World Economic Forum: Resolving the global supply chain crisis requires collaboration across the trade community.



  • The pandemic has exposed vulnerabilities in the global supply chain.

  • Developing economies have been hardest hit by this disruption.

  • Public-private efforts can help deliver trade facilitation reforms.


After two years of a global pandemic, international trade is bruised and battered. The carefully tuned machinery we call the supply chain has become erratic, impacting all parts of the world. We overestimated the sturdiness of the system and underestimated the costs of dysfunction. While international trade remains resilient, its recovery will probably take an adjusted form.


Emerging economies are bearing the brunt of the pandemic inflicted trade disruption. Countries that painstakingly invested in joining the international value chain producing textiles, machinery parts, electronic components and agricultural produce are feeling the pinch.

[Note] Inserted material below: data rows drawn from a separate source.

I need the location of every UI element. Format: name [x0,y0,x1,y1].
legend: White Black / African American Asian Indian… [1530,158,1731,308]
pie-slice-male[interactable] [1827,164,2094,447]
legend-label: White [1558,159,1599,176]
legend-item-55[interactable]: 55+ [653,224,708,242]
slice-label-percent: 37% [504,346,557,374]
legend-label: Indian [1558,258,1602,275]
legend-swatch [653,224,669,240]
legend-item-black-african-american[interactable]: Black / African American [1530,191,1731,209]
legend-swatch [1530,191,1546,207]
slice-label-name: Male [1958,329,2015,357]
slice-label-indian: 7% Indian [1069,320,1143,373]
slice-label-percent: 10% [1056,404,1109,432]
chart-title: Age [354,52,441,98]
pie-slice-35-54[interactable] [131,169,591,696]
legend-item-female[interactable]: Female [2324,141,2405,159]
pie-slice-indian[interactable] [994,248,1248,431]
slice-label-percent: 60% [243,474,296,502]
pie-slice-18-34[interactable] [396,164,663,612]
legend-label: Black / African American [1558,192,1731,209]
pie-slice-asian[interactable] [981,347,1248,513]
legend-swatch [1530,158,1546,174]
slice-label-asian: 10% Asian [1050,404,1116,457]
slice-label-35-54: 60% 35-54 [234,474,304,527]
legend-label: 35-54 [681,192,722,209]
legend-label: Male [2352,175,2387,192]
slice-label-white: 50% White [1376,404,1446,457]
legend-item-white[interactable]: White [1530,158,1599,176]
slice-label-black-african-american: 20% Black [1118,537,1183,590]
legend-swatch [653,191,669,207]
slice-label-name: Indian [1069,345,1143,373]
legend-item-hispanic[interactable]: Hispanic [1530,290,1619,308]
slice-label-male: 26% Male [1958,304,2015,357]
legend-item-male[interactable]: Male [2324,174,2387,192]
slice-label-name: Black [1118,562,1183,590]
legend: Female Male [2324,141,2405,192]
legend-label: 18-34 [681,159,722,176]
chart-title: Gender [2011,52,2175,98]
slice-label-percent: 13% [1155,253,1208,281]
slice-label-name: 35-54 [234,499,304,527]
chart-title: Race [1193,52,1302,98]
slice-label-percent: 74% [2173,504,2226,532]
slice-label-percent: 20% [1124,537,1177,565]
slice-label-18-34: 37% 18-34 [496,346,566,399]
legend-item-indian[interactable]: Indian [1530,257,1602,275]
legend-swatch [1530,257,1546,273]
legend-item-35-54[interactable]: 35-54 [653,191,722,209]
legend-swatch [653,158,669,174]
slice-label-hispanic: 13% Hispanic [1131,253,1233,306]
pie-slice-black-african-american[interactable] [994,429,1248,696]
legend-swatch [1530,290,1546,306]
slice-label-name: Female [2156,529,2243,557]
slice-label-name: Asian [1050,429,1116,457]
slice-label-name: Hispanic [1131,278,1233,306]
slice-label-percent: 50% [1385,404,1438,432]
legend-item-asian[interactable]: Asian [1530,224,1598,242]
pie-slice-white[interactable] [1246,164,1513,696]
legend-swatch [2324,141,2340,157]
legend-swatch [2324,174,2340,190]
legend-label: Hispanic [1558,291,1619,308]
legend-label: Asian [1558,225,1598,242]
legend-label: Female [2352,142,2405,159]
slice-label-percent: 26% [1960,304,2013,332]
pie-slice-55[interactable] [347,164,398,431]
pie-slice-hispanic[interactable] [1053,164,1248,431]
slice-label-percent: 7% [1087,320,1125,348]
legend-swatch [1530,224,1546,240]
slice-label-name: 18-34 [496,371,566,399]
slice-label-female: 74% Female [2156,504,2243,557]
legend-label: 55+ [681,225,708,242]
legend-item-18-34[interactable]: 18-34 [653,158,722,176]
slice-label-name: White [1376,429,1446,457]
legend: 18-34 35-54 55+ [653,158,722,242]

Bananas are piling up in seaports due to shortages of containers and carton boxes; vehicle parts manufacturers are missing their service level agreements due to late arrival of consignments at the assembly plants; and emerging e-commerce micro-enterprises are struggling as they face increasing transportation costs.

COVID-19 is reshaping global supply chains

Behind the statistics and the headlines, there are people. Stretched supply chains threaten job stability, downsize business expansion plans, reduce investment, and undermine government tax revenues in the very countries that can least afford to cushion the blow by supporting the private sector through to recovery.


We can counter this disruption by increasing our efforts to cut the unnecessary delays and red tape at borders that continues to cause frustration, generate unnecessary costs and affect livelihoods. What used to be considered an inconvenience, or the cost of doing business, risks terminally damaging developing nations competitiveness in supply chains.


But a crisis can also be a catalyst for change and the sheer scale of this pandemic presents an unprecedented opportunity for reform. Large enterprises, realising the fragility of their production processes, are scrambling to rethink their operations. Boardroom executives are considering spreading risk among multiple production plants, multiplying component suppliers, shortening the distances between production and assembly facilities, and bringing their manufacturing closer to their customers.